Rűdiger Reinhardt, project manager and senior lecturer at the Institute for Media and Communications Management at St. Gallen University (Switzerland), provided two case study examples – on inductive and the second deductive – to illustrate how the measurement of Intellectual Capital must not only deal with the performance of ‘stocks’, but the ‘knowledge flows.’ Using the model of human, organizational and customer capital, he suggests that the interaction thereof – over time – produces equity that can be recognized in the capital market and, therefore, influences the market value of the company. He traces what could be considered as innovation indicators, the goals, identification, creation, diffusion, processing, action, storage/retrieval and valuation dimensions.

 

I provided a scope of ‘The Innovation SuperHighway’ – much of which is documented in the new book scheduled for released in October. I focused primarily on Chapter 4 – Knowledge Economics – and detailed some of the most recent activities on the enterprise, national economy and societal level, including the new Knowledge Assessment indicators from The World Bank and the OECD. The point is that the agenda is now actively embraces on the enterprise (micro-economic), national economy (meso-economic) and societal (macro-economic) levels – all beginning to share a common language and shared intent.

 

I concluded with the action steps that were published in the Skyrme/Amidon Report (1987) - http://www.entovation.com/backgrnd/practice.htm:

 

 

1.  Draw up your own categories of intellectual capital and knowledge assets.

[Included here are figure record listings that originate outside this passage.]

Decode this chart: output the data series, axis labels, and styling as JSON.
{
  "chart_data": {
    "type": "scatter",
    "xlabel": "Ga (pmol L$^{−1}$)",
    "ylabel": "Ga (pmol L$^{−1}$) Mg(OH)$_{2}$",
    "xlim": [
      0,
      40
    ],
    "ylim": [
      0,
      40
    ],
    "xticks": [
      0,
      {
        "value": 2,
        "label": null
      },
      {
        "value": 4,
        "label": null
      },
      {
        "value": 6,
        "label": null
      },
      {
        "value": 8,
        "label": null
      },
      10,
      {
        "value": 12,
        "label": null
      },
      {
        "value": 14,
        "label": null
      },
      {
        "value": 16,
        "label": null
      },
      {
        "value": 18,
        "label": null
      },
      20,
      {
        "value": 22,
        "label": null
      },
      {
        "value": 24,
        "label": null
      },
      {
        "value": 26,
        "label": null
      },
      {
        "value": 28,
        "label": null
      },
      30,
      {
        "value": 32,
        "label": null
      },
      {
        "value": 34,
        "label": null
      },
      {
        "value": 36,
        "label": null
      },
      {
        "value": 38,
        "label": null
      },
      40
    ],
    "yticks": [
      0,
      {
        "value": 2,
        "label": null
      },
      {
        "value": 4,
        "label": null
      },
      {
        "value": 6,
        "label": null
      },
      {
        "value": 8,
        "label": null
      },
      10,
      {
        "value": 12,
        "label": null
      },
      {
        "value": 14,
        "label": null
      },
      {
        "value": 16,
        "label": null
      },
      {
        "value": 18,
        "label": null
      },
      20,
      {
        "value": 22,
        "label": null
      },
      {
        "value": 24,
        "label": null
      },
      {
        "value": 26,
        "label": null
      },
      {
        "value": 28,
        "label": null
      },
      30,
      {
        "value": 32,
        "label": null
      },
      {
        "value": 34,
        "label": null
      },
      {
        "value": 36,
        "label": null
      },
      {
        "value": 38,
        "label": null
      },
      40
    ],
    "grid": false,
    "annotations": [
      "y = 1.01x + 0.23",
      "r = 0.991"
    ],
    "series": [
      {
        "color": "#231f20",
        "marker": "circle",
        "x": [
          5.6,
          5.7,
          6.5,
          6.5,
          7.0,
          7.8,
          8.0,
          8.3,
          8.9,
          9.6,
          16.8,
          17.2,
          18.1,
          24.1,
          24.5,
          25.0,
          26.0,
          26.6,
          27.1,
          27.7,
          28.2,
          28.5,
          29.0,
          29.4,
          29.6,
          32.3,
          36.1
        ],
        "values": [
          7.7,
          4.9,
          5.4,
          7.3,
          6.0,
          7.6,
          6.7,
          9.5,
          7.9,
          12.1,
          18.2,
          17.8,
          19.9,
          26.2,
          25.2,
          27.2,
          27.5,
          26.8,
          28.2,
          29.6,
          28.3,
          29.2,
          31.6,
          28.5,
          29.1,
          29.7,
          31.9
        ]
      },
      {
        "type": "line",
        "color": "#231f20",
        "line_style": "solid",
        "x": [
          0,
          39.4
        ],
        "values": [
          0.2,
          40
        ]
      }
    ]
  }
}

2.  Estimate (‘guesstimate’) for each their overall value. And future revenue-generating potential.

3.  Develop some form of balanced scorecard reporting.

4.  Explore, as an experiment, some of the newer methodologies, such as the Economic Value-added of M’Pherson.

5.  Explore, as an experiment, some of the newer methodologies, such as the Economic Value-added of M’Pherson[1].

6.  Create a matrix linking the assets you have identified with business impact.

7.  Initiate pilot measurement and investment appraisal systems.

8.  Develop the value proposition.

9.  Don’t despair if you cannot ‘prove’ bottom-line business benefit. Take the leap of faith, as are others.

In summary, this conference afforded real breakthroughs on several counts. First several of the leaders were able to present to one another their most recent insights. Second, the messages were delivered in a country and region ready to implement strategies on the micro- and meso-economic levels to create value and societal wealth. Third, the integration of the intellectual capital measurement, innovation strategy and systems dynamics is profound…nothing less. Finally, we can begin to see the sound relationship between the theory and the practice of intellectual capital management.

 

[1] M’Pherson – “Inclusive Value of Information” (1996).